The fall of 1991 was Trek’s 25th anniversary and it was a good time to be a Trekkie. TNG had done a Spock two-partner, “Unification,” which was kind of a stodgy talkfest, in hindsight, but still—c’mon, Picard, Data and Spock together? That was irresistible.

Our first look at Star Trek VI was on September 28, 1991 (I checked) when the final trailer was debuted inside a 25th anniversary TV special. Here’s a version complete with ads:

In late 1991 I was, let’s see, a senior in high school, and already publishing the first few issues of the newsletter that became Film Score Monthly.

So I was heavily into the soundtracks, and at the time pretty incensed with the revelation (made to me by Ford Thaxton) that the reason the Next Generation scores were so wallpapery was because the producers instructed the composers to write them like that.

It seemed insane and I was irate about it!

The fifth season of TNG otherwise had some great episodes, but I was infuriated with how subdued the scores were—and that Ron Jones had been let go. But that’s a story for another time.

Star Trek VI had a terrific score by newcomer Cliff Eidelman. I was thrilled to hear it in the trailer—which Cliff had specially scored. My favorite part of the trailer score was its last section with the chattering trumpets.

When I saw the film, I was a bit disappointed those “chattering trumpets” were the only part of the trailer score that didn’t get reprised in the film itself. Turns out it was a rewrite on the scoring stage, to inject more energy into the final passage of the trailer. We included both the revised and original versions on the Intrada 2CD set of the soundtrack.

Years later I saw an anniversary screening of the film in North Hollywood—I forgot the occasion—and Nick was there. He was rightfully proud of the film. I remember we chit-chatted briefly about the cast. By that time several of them were gone—Kelley and Doohan, but not yet Nimoy.

I can’t remember what Nick said, so I don’t want to put words in his mouth. For me, the film was a reminder of how special the cast was, and I told Nick how envious I was that he had a chance to work with them. It’s not like these were the world’s greatest actors—the supporting cast were barely characters (as they would often complain), but more like a chair and a job with a catchphrase or two. But they were vivid, they were memorable, they were likable—and, ultimately, deserved their place as cultural icons.

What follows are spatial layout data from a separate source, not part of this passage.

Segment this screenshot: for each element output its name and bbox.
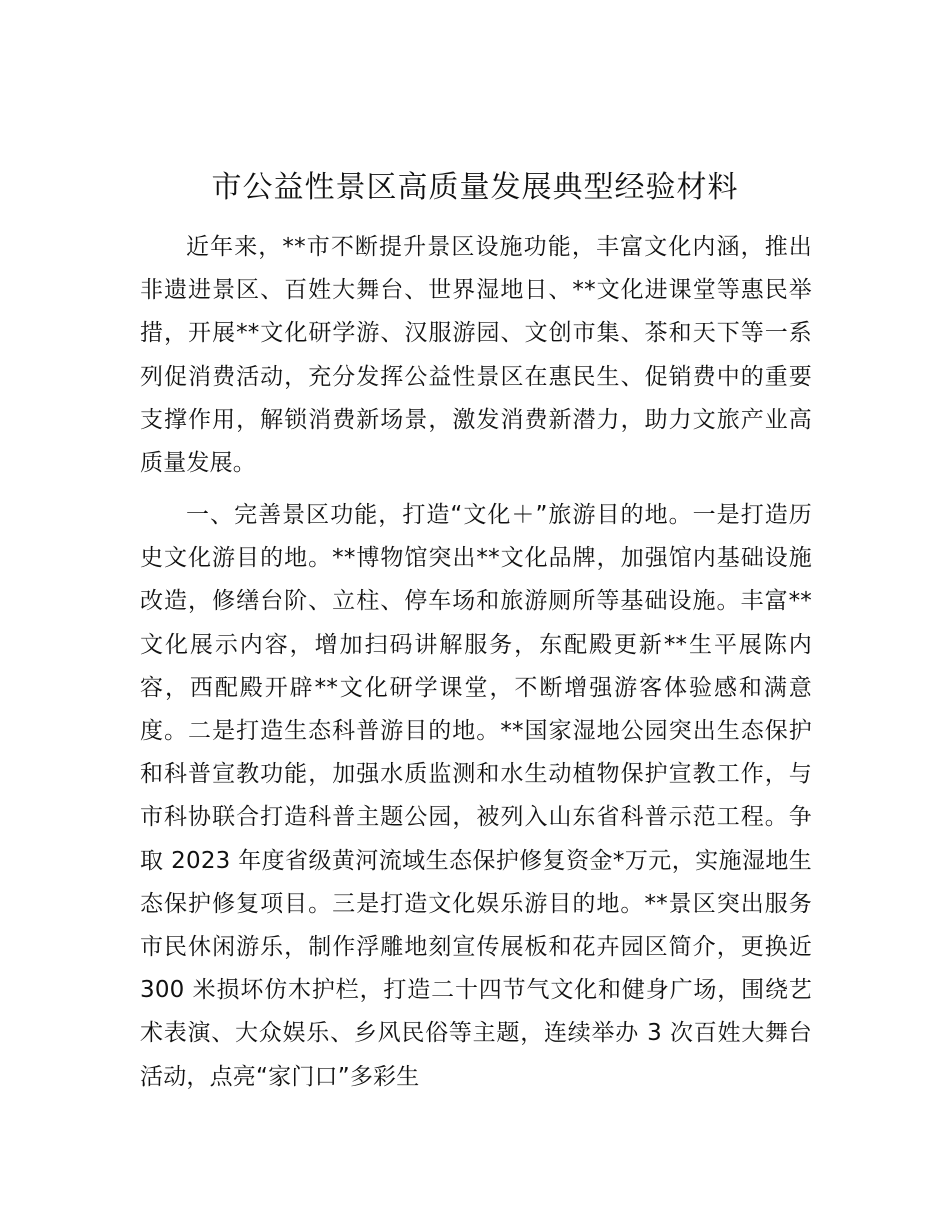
paragraph-section-one: 一、完善景区功能，打造“文化＋”旅游目的地。一是打造历史文化游目的地。**博物馆突出**文化品牌，加强馆内基础设施改造，修缮台阶、立柱、停车场和旅游厕所等基础设施。丰富**文化展示内容，增加扫码讲解服务，东配殿更新**生平展陈内容，西配殿开辟**文化研学课堂，不断增强游客体验感和满意度。二是打造生态科普游目的地。**国家湿地公园突出生态保护和科普宣教功能，加强水质监测和水生动植物保护宣教工作，与市科协联合打造科普主题公园，被列入山东省科普示范工程。争取 2023 年度省级黄河流域生态保护修复资金*万元，实施湿地生态保护修复项目。三是打造文化娱乐游目的地。**景区突出服务市民休闲游乐，制作浮雕地刻宣传展板和花卉园区简介，更换近 300 米损坏仿木护栏，打造二十四节气文化和健身广场，围绕艺术表演、大众娱乐、乡风民俗等主题，连续举办 3 次百姓大舞台活动，点亮“家门口”多彩生 — [140, 502, 812, 1090]
document-title: 市公益性景区高质量发展典型经验材料 — [211, 170, 739, 205]
paragraph-intro: 近年来，**市不断提升景区设施功能，丰富文化内涵，推出非遗进景区、百姓大舞台、世界湿地日、**文化进课堂等惠民举措，开展**文化研学游、汉服游园、文创市集、茶和天下等一系列促消费活动，充分发挥公益性景区在惠民生、促销费中的重要支撑作用，解锁消费新场景，激发消费新潜力，助力文旅产业高质量发展。 — [140, 234, 812, 477]
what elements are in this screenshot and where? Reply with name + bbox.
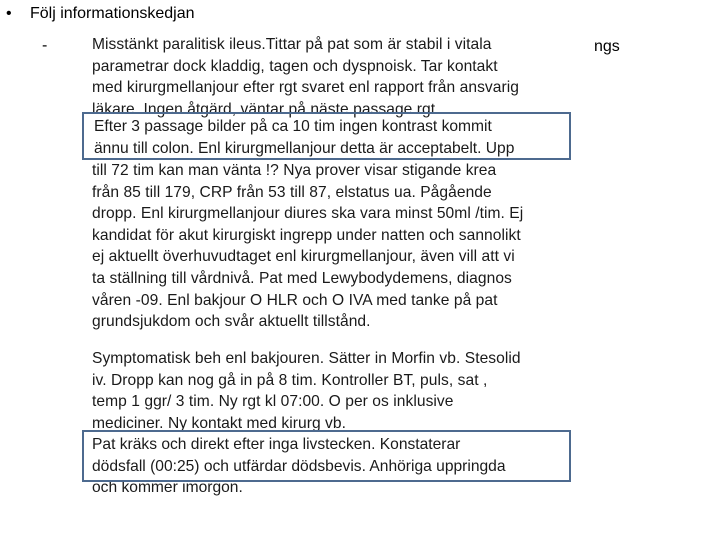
note-line: temp 1 ggr/ 3 tim. Ny rgt kl 07:00. O per os inklusive <box>92 393 454 411</box>
note-line: parametrar dock kladdig, tagen och dyspnoisk. Tar kontakt <box>92 57 498 75</box>
note-line: från 85 till 179, CRP från 53 till 87, elstatus ua. Pågående <box>92 183 492 201</box>
highlight-box-2 <box>82 430 571 482</box>
note-line: Efter 3 passage bilder på ca 10 tim ingen kontrast kommit <box>94 118 492 135</box>
note-line: grundsjukdom och svår aktuellt tillstånd. <box>92 313 371 331</box>
slide-heading <box>6 2 195 26</box>
note-line: med kirurgmellanjour efter rgt svaret enl rapport från ansvarig <box>92 79 519 97</box>
heading-text: Följ informationskedjan <box>30 5 195 22</box>
note-line: ta ställning till vårdnivå. Pat med Lewybodydemens, diagnos <box>92 269 512 287</box>
note-paragraph-1-continued <box>92 160 582 333</box>
bullet-icon: • <box>6 5 12 22</box>
sub-bullet-dash: - <box>42 37 48 54</box>
note-line: kandidat för akut kirurgiskt ingrepp under natten och sannolikt <box>92 226 521 244</box>
cut-off-text-fragment: ngs <box>594 38 620 55</box>
note-line: Pat kräks och direkt efter inga livstecken. Konstaterar <box>92 436 461 453</box>
note-line: till 72 tim kan man vänta !? Nya prover visar stigande krea <box>92 162 497 179</box>
note-line: dödsfall (00:25) och utfärdar dödsbevis. Anhöriga uppringda <box>92 457 506 475</box>
note-line: våren -09. Enl bakjour O HLR och O IVA med tanke på pat <box>92 291 498 309</box>
note-line: mediciner. Ny kontakt med kirurg vb. <box>92 414 346 432</box>
note-line: ej aktuellt överhuvudtaget enl kirurgmellanjour, även vill att vi <box>92 248 515 266</box>
note-paragraph-2 <box>92 348 582 434</box>
note-line: dropp. Enl kirurgmellanjour diures ska vara minst 50ml /tim. Ej <box>92 205 524 223</box>
note-line: läkare. Ingen åtgärd, väntar på näste passage rgt. <box>92 100 440 118</box>
highlight-box-1 <box>82 112 571 160</box>
note-line: Misstänkt paralitisk ileus.Tittar på pat som är stabil i vitala <box>92 36 492 53</box>
note-paragraph-1 <box>92 34 582 120</box>
note-line: ännu till colon. Enl kirurgmellanjour detta är acceptabelt. Upp <box>94 139 515 157</box>
note-line: Symptomatisk beh enl bakjouren. Sätter in Morfin vb. Stesolid <box>92 350 521 367</box>
note-line: och kommer imorgon. <box>92 479 243 497</box>
note-line: iv. Dropp kan nog gå in på 8 tim. Kontroller BT, puls, sat , <box>92 371 488 389</box>
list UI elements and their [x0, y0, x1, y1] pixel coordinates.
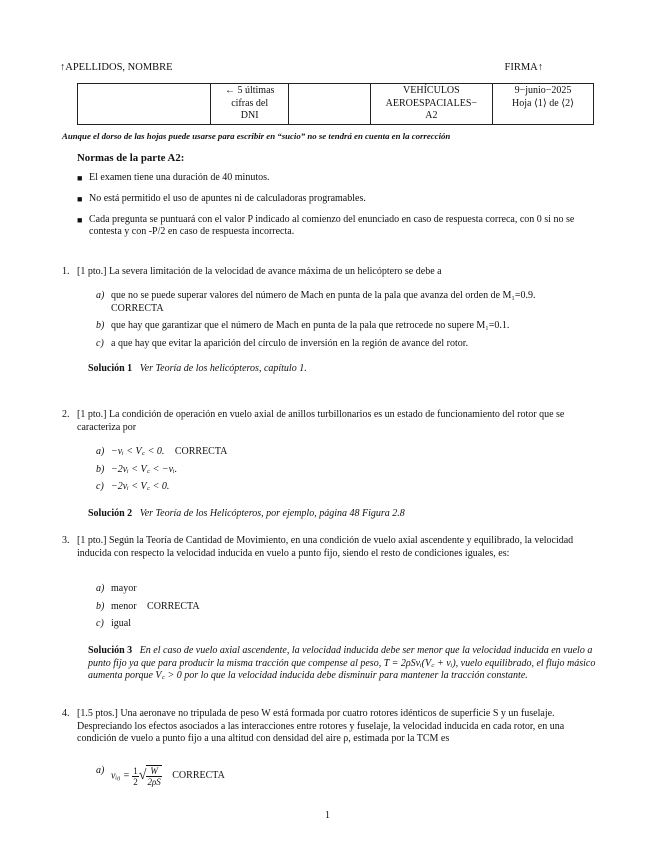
question-2: 2. [1 pto.] La condición de operación en vuelo axial de anillos turbillonarios es un estado de funcionamiento del rotor que se caracteriza por	[62, 409, 565, 433]
question-1-options	[96, 290, 602, 355]
rule-item: ■ No está permitido el uso de apuntes ni de calculadoras programables.	[77, 193, 366, 204]
option-item[interactable]: b) menor CORRECTA	[96, 600, 200, 612]
rules-title: Normas de la parte A2:	[77, 152, 185, 164]
rule-item: ■ El examen tiene una duración de 40 minutos.	[77, 172, 270, 183]
solution-2: Solución 2 Ver Teoría de los Helicópteros, por ejemplo, página 48 Figura 2.8	[88, 508, 405, 519]
option-item[interactable]: a) mayor	[96, 583, 137, 594]
dni-box[interactable]	[288, 84, 370, 125]
rule-item: ■ Cada pregunta se puntuará con el valor P indicado al comienzo del enunciado en caso de respuesta correca, con 0 si no se contesta y con -P/2 en caso de respuesta incorrecta.	[77, 214, 575, 237]
name-box[interactable]	[78, 84, 211, 125]
bullet-icon: ■	[77, 194, 83, 204]
question-4: 4. [1.5 ptos.] Una aeronave no tripulada de peso W está formada por cuatro rotores idénticos de superficie S y un fuselaje. Despreciando los efectos asociados a las interacciones entre rotores y fuselaje, la velocidad inducida en cada rotor, en una condición de vuelo a punto fijo a una altitud con densidad del aire ρ, estimada por la TCM es	[62, 708, 565, 744]
question-3: 3. [1 pto.] Según la Teoría de Cantidad de Movimiento, en una condición de vuelo axial ascendente y equilibrado, la velocidad inducida con respecto la velocidad inducida en vuelo a punto fijo, siendo el resto de condiciones iguales, es:	[62, 535, 574, 559]
option-item[interactable]: c) −2vᵢ < V꜀ < 0.	[96, 481, 170, 492]
course-cell: VEHÍCULOS AEROESPACIALES− A2	[370, 84, 492, 125]
solution-3: Solución 3 En el caso de vuelo axial ascendente, la velocidad inducida debe ser menor que la velocidad inducida en vuelo a punto fijo ya que para producir la misma tracción que compense al peso, T = 2ρSvᵢ(V꜀ + vᵢ), vuelo equilibrado, el flujo másico aumenta porque V꜀ > 0 por lo que la velocidad inducida debe disminuir para mantener la tracción constante.	[88, 645, 596, 681]
question-4-options	[96, 765, 602, 792]
solution-1: Solución 1 Ver Teoría de los helicópteros, capítulo 1.	[88, 363, 307, 374]
header-table	[77, 83, 594, 125]
option-item[interactable]: c) a que hay que evitar la aparición del círculo de inversión en la región de avance del rotor.	[96, 337, 469, 349]
option-item[interactable]: a) vᵢ₀ = $\frac{1}{2}$ √ $\frac{W}{2\rho S}$ CORRECTA	[96, 765, 225, 787]
option-item[interactable]: b) que hay que garantizar que el número de Mach en punta de la pala que retrocede no supere M₁=0.1.	[96, 320, 510, 331]
question-1: 1. [1 pto.] La severa limitación de la velocidad de avance máxima de un helicóptero se debe a	[62, 266, 442, 277]
page-number: 1	[325, 810, 330, 821]
option-item[interactable]: b) −2vᵢ < V꜀ < −vᵢ.	[96, 463, 178, 475]
date-cell: 9−junio−2025 Hoja ⟨1⟩ de ⟨2⟩	[493, 84, 594, 125]
rules-list	[77, 172, 602, 247]
question-2-options	[96, 446, 602, 499]
option-item[interactable]: c) igual	[96, 618, 131, 629]
signature-label: FIRMA↑	[504, 62, 543, 73]
option-item[interactable]: a) −vᵢ < V꜀ < 0. CORRECTA	[96, 446, 228, 457]
question-3-options	[96, 583, 602, 636]
surname-label: ↑APELLIDOS, NOMBRE	[60, 62, 173, 73]
bullet-icon: ■	[77, 173, 83, 183]
option-item[interactable]: a) que no se puede superar valores del número de Mach en punta de la pala que avanza del orden de M₁=0.9. CORRECTA	[96, 290, 536, 314]
fraction: $\frac{1}{2}$	[133, 765, 138, 787]
sqrt-icon: √	[138, 767, 147, 783]
notice-text: Aunque el dorso de las hojas puede usarse para escribir en “sucio” no se tendrá en cuenta en la corrección	[62, 131, 451, 141]
dni-label-cell: ← 5 últimas cifras del DNI	[211, 84, 288, 125]
bullet-icon: ■	[77, 215, 83, 225]
radicand: $\frac{W}{2\rho S}$	[147, 766, 161, 787]
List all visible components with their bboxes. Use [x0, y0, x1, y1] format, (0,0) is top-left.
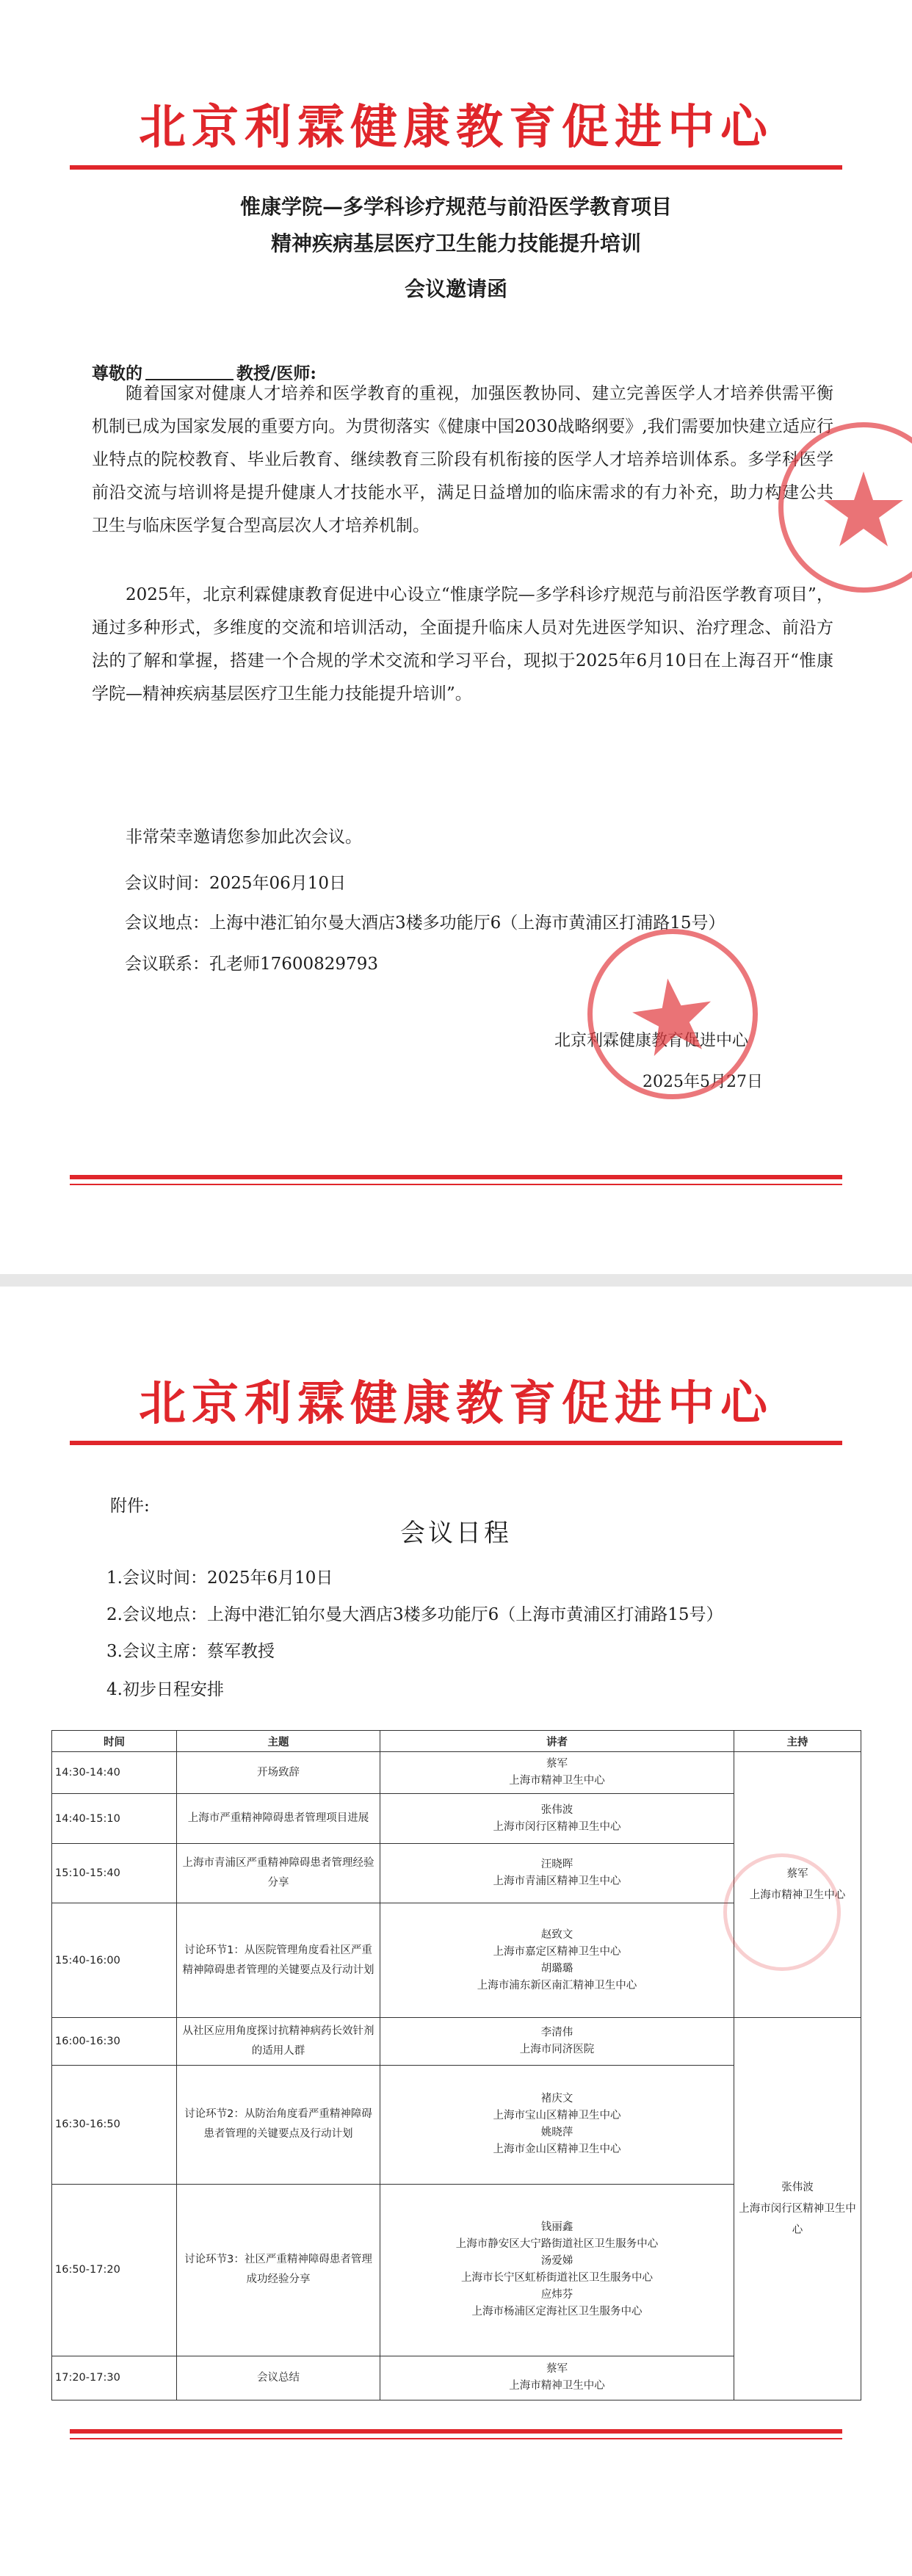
table-header-row	[52, 1731, 861, 1752]
topic-cell: 会议总结	[177, 2356, 380, 2400]
time-cell: 14:40-15:10	[52, 1794, 177, 1844]
time-cell: 16:50-17:20	[52, 2184, 177, 2356]
speaker-org: 上海市嘉定区精神卫生中心	[493, 1945, 621, 1958]
info-line: 1.会议时间：2025年6月10日	[106, 1569, 333, 1588]
topic-cell: 讨论环节1：从医院管理角度看社区严重精神障碍患者管理的关键要点及行动计划	[177, 1903, 380, 2017]
speaker-cell	[380, 1903, 734, 2017]
speaker-name: 张伟波	[540, 1803, 573, 1816]
footer-rule	[70, 1175, 842, 1179]
speaker-org: 上海市杨浦区定海社区卫生服务中心	[471, 2306, 643, 2318]
table-row	[52, 2018, 861, 2066]
signature-org: 北京利霖健康教育促进中心	[554, 1032, 749, 1050]
speaker-name: 蔡军	[546, 1758, 568, 1770]
official-seal	[778, 422, 912, 593]
speaker-org: 上海市同济医院	[519, 2044, 595, 2056]
speaker-name: 褚庆文	[540, 2093, 573, 2105]
invitation-page	[0, 0, 912, 1274]
info-line: 2.会议地点：上海中港汇铂尔曼大酒店3楼多功能厅6（上海市黄浦区打浦路15号）	[106, 1605, 723, 1624]
speaker-cell	[380, 1752, 734, 1794]
time-cell: 15:40-16:00	[52, 1903, 177, 2017]
info-line: 4.初步日程安排	[106, 1680, 224, 1699]
org-header: 北京利霖健康教育促进中心	[139, 101, 773, 155]
column-header: 主持	[734, 1731, 861, 1752]
attachment-label: 附件:	[110, 1497, 150, 1516]
speaker-cell	[380, 2184, 734, 2356]
speaker-org: 上海市金山区精神卫生中心	[493, 2143, 621, 2156]
speaker-org: 上海市静安区大宁路街道社区卫生服务中心	[455, 2238, 659, 2251]
meeting-place: 会议地点：上海中港汇铂尔曼大酒店3楼多功能厅6（上海市黄浦区打浦路15号）	[125, 913, 725, 933]
speaker-name: 汪晓晖	[540, 1858, 573, 1870]
speaker-org: 上海市青浦区精神卫生中心	[493, 1875, 621, 1887]
official-seal	[576, 918, 769, 1110]
title-line-2: 精神疾病基层医疗卫生能力技能提升培训	[270, 231, 641, 256]
seal-star-icon	[783, 427, 912, 587]
topic-cell: 讨论环节3：社区严重精神障碍患者管理成功经验分享	[177, 2184, 380, 2356]
speaker-cell	[380, 2356, 734, 2400]
speaker-cell	[380, 2018, 734, 2066]
topic-cell: 讨论环节2：从防治角度看严重精神障碍患者管理的关键要点及行动计划	[177, 2065, 380, 2184]
speaker-name: 胡璐璐	[540, 1962, 573, 1975]
title-line-1: 惟康学院—多学科诊疗规范与前沿医学教育项目	[239, 195, 672, 219]
schedule-table	[51, 1730, 861, 2400]
topic-cell: 上海市青浦区严重精神障碍患者管理经验分享	[177, 1844, 380, 1903]
table-row	[52, 1752, 861, 1794]
speaker-name: 汤爱娣	[540, 2255, 573, 2268]
topic-cell: 上海市严重精神障碍患者管理项目进展	[177, 1794, 380, 1844]
time-cell: 15:10-15:40	[52, 1844, 177, 1903]
meeting-time: 会议时间：2025年06月10日	[125, 874, 347, 893]
footer-rule-thin	[70, 2438, 842, 2439]
speaker-org: 上海市闵行区精神卫生中心	[493, 1820, 621, 1833]
speaker-org: 上海市精神卫生中心	[509, 1775, 605, 1787]
meeting-contact: 会议联系：孔老师17600829793	[125, 955, 378, 974]
host-org: 上海市闵行区精神卫生中心	[739, 2202, 856, 2236]
speaker-cell	[380, 1794, 734, 1844]
salutation-prefix: 尊敬的	[92, 363, 142, 383]
official-seal	[723, 1853, 841, 1971]
topic-cell: 开场致辞	[177, 1752, 380, 1794]
time-cell: 17:20-17:30	[52, 2356, 177, 2400]
footer-rule-thin	[70, 1184, 842, 1185]
column-header: 主题	[177, 1731, 380, 1752]
paragraph-2: 2025年，北京利霖健康教育促进中心设立“惟康学院—多学科诊疗规范与前沿医学教育项目”，通过多种形式，多维度的交流和培训活动，全面提升临床人员对先进医学知识、治疗理念、前沿方法的了解和掌握，搭建一个合规的学术交流和学习平台，现拟于2025年6月10日在上海召开“惟康学院—精神疾病基层医疗卫生能力技能提升培训”。	[92, 585, 833, 703]
speaker-name: 姚晓萍	[540, 2127, 573, 2139]
header-rule	[70, 1441, 842, 1445]
seal-star-icon	[582, 924, 763, 1104]
speaker-name: 蔡军	[546, 2363, 568, 2376]
salutation-suffix: 教授/医师:	[236, 363, 316, 383]
speaker-name: 李清伟	[540, 2027, 573, 2039]
signature-date: 2025年5月27日	[643, 1073, 763, 1091]
speaker-org: 上海市长宁区虹桥街道社区卫生服务中心	[461, 2272, 653, 2284]
host-name: 张伟波	[781, 2181, 814, 2193]
info-line: 3.会议主席：蔡军教授	[106, 1642, 275, 1661]
host-org: 上海市精神卫生中心	[749, 1889, 846, 1901]
schedule-title: 会议日程	[400, 1519, 512, 1548]
footer-rule	[70, 2429, 842, 2434]
speaker-name: 应炜芬	[540, 2289, 573, 2301]
time-cell: 14:30-14:40	[52, 1752, 177, 1794]
speaker-name: 赵致文	[540, 1928, 573, 1941]
speaker-org: 上海市宝山区精神卫生中心	[493, 2110, 621, 2122]
paragraph-1: 随着国家对健康人才培养和医学教育的重视，加强医教协同、建立完善医学人才培养供需平衡机制已成为国家发展的重要方向。为贯彻落实《健康中国2030战略纲要》,我们需要加快建立适应行业特点的院校教育、毕业后教育、继续教育三阶段有机衔接的医学人才培养培训体系。多学科医学前沿交流与培训将是提升健康人才技能水平，满足日益增加的临床需求的有力补充，助力构建公共卫生与临床医学复合型高层次人才培养机制。	[92, 384, 833, 535]
column-header: 时间	[52, 1731, 177, 1752]
speaker-org: 上海市浦东新区南汇精神卫生中心	[477, 1979, 637, 1991]
speaker-org: 上海市精神卫生中心	[509, 2380, 605, 2392]
header-rule	[70, 165, 842, 170]
host-name: 蔡军	[786, 1867, 808, 1880]
speaker-name: 钱丽鑫	[540, 2221, 573, 2234]
host-cell	[734, 2018, 861, 2400]
topic-cell: 从社区应用角度探讨抗精神病药长效针剂的适用人群	[177, 2018, 380, 2066]
time-cell: 16:30-16:50	[52, 2065, 177, 2184]
org-header: 北京利霖健康教育促进中心	[139, 1377, 773, 1431]
speaker-cell	[380, 1844, 734, 1903]
speaker-cell	[380, 2065, 734, 2184]
time-cell: 16:00-16:30	[52, 2018, 177, 2066]
column-header: 讲者	[380, 1731, 734, 1752]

Star Trek VI was the end of an era—for the Original Series cast, but also, in many ways for 1980s blockbuster cinema (even though this was 1991). Computer FX were already changing how movies were made, most famously in Terminator 2—there’s some of it in Star Trek VI, like the super cool Klingon blood-in-zero-G assassination sequence. But in 1993, Jurassic Park would usher in a new age.

That new age would have not only new and better (or certainly different) FX, but new stars, faster cutting, more pop-synthy scoring (hello, Hans)—and vastly different storytelling. Some things got worse, other things got better. In hindsight, movies like Star Trek VI seem positively quaint in their limited sets and scaled-down action.

For me, Star Trek VI was the twilight of my childhood, as I would soon be off to college. So I am nostalgic for that time—a softie for nostalgia, that’s me—and one of the things I’ve enjoyed writing about here.

Also, Kim Cattrall was a good Vulcan!